Just over six months ago, I began researching an almost unbelievable-sounding story. I hadn’t heard anything about it prior to a January episode of The Trews, entitled ‘Is The Establishment Riddled With Paedophiles?’; but after reading the title alone, the curious journalist in me naturally wanted to dig. Still, I assumed reading up on this so-called Westminster child abuse scandal, or ‘VIP abuse scandal’ as it’s also known, wouldn’t lead to much. Surely the idea that powerful figures – a network of high-ranking politicians, civil servants and prominent celebrities – had been committing child abuse on an industrial scale and going unpunished for it over decades was just some Icke-ian conspiracy theory.

At the end of a long weekend of research, I emerged numbed with an article dense with allegations of rape, torture and murder of children by British establishment figures, the facts all drawn from reputable sources. This wasn’t investigative journalism – I simply trawled the internet and found articles from the Guardian, Independent, Daily Mail, Sky News, the Mirror, Telegraph, all detailing chilling tales from alleged victims and witnesses, from ex-police and crusading MPs. It was information that had been largely kept quiet, and that for the most part hadn’t been pushed as a big story.

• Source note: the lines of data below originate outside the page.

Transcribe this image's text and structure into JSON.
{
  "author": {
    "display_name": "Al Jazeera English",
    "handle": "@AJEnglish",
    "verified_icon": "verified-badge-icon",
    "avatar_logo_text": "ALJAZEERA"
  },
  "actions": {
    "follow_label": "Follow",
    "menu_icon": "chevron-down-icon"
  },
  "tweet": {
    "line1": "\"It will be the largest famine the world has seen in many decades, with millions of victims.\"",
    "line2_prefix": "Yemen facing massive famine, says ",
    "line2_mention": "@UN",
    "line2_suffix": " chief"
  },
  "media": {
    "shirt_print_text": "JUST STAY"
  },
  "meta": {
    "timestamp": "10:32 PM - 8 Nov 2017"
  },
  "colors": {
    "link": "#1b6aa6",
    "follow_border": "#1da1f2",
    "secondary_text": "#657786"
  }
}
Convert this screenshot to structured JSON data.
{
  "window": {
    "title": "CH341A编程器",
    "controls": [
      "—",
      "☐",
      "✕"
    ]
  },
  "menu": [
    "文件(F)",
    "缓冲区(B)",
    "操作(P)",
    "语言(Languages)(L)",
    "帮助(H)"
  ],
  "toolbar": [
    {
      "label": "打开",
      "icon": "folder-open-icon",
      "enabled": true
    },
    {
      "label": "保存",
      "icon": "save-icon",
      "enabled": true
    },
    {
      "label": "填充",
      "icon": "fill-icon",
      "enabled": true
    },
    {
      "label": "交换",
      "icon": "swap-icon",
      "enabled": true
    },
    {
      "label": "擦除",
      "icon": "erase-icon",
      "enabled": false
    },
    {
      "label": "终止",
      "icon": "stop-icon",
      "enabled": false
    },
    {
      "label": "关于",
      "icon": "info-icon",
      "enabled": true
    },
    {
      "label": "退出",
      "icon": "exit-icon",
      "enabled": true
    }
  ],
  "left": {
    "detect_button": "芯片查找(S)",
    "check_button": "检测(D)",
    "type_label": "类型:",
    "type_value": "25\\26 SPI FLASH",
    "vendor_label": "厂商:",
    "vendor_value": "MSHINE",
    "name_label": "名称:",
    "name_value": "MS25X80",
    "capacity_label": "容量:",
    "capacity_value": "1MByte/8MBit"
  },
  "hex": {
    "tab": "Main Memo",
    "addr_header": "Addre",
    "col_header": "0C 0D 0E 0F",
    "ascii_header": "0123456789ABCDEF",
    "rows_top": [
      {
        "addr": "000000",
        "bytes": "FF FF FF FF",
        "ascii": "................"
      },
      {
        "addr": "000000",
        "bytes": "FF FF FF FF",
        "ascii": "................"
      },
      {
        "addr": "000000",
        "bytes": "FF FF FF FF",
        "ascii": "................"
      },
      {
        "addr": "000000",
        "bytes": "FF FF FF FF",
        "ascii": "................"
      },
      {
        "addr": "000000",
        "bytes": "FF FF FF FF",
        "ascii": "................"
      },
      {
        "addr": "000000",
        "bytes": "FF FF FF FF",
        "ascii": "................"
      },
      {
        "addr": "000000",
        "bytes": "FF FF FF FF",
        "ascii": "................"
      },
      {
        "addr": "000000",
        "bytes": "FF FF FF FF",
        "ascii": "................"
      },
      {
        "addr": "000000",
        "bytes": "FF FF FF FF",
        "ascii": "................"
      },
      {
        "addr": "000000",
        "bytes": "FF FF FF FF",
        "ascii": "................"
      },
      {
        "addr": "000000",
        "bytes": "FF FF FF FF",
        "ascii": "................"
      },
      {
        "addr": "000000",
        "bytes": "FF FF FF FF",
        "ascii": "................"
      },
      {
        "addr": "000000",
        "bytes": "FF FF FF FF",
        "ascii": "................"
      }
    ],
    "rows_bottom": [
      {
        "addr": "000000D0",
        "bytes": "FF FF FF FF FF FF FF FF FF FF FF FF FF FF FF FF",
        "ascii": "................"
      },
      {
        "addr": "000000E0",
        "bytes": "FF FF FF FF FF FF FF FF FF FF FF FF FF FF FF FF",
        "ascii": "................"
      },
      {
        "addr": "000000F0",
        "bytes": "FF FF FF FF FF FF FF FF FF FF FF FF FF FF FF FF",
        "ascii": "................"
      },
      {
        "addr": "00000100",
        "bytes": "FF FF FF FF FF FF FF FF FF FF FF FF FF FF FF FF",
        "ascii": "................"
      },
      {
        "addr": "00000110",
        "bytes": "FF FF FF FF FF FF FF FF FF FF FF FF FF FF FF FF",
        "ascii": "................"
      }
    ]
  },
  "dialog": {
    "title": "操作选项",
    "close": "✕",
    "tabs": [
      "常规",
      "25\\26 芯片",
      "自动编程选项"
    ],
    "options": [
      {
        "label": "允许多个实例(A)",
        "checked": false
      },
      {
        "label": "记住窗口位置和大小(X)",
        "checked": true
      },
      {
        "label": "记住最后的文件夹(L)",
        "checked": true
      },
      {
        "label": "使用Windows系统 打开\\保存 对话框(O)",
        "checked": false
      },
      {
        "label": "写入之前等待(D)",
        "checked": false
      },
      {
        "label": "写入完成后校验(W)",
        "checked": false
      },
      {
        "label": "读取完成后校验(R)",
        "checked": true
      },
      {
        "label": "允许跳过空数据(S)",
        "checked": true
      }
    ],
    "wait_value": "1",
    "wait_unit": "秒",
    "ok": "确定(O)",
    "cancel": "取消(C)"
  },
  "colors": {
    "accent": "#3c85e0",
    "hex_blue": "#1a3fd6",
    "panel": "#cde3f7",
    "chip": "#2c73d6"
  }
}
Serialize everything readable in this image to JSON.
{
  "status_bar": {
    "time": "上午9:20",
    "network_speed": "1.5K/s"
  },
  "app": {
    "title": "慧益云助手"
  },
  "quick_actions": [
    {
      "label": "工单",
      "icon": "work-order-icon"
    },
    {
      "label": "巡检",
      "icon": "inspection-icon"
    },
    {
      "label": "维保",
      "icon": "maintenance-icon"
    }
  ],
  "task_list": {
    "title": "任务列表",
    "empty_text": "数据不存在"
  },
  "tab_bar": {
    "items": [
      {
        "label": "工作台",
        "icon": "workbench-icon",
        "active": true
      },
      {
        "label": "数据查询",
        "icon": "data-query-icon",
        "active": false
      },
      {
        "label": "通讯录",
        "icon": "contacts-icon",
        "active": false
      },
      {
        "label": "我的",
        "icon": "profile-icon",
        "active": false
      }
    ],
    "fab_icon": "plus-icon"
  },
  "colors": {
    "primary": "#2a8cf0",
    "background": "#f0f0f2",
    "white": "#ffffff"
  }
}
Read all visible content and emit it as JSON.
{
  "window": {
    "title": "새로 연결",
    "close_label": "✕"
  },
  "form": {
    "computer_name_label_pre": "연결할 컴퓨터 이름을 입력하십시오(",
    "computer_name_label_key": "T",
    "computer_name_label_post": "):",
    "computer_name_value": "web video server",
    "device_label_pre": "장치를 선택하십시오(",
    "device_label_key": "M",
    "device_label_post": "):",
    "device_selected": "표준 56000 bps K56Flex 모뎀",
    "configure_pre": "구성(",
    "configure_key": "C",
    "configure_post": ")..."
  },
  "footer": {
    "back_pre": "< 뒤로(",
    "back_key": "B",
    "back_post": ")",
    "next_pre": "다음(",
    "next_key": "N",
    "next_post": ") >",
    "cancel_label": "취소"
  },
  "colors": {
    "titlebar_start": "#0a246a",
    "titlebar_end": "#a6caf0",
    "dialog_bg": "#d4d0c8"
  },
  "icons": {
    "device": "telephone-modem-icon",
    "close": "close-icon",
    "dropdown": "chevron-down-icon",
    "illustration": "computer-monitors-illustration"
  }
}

Now it’s six months later, and it appears the mainstream media and public-at-large are finally taking notice of whatever you want to call this horrible affair. And the name that’s changed it all is undoubtedly Sir Edward Heath’s. During my research, I found Heath’s name kept coming up, even if none of the accusations could be verified. So, was I surprised when it was announced this week that Heath was included in the ongoing police investigation into child sex abuse, an investigation which includes 76 politicians both living and dead? No.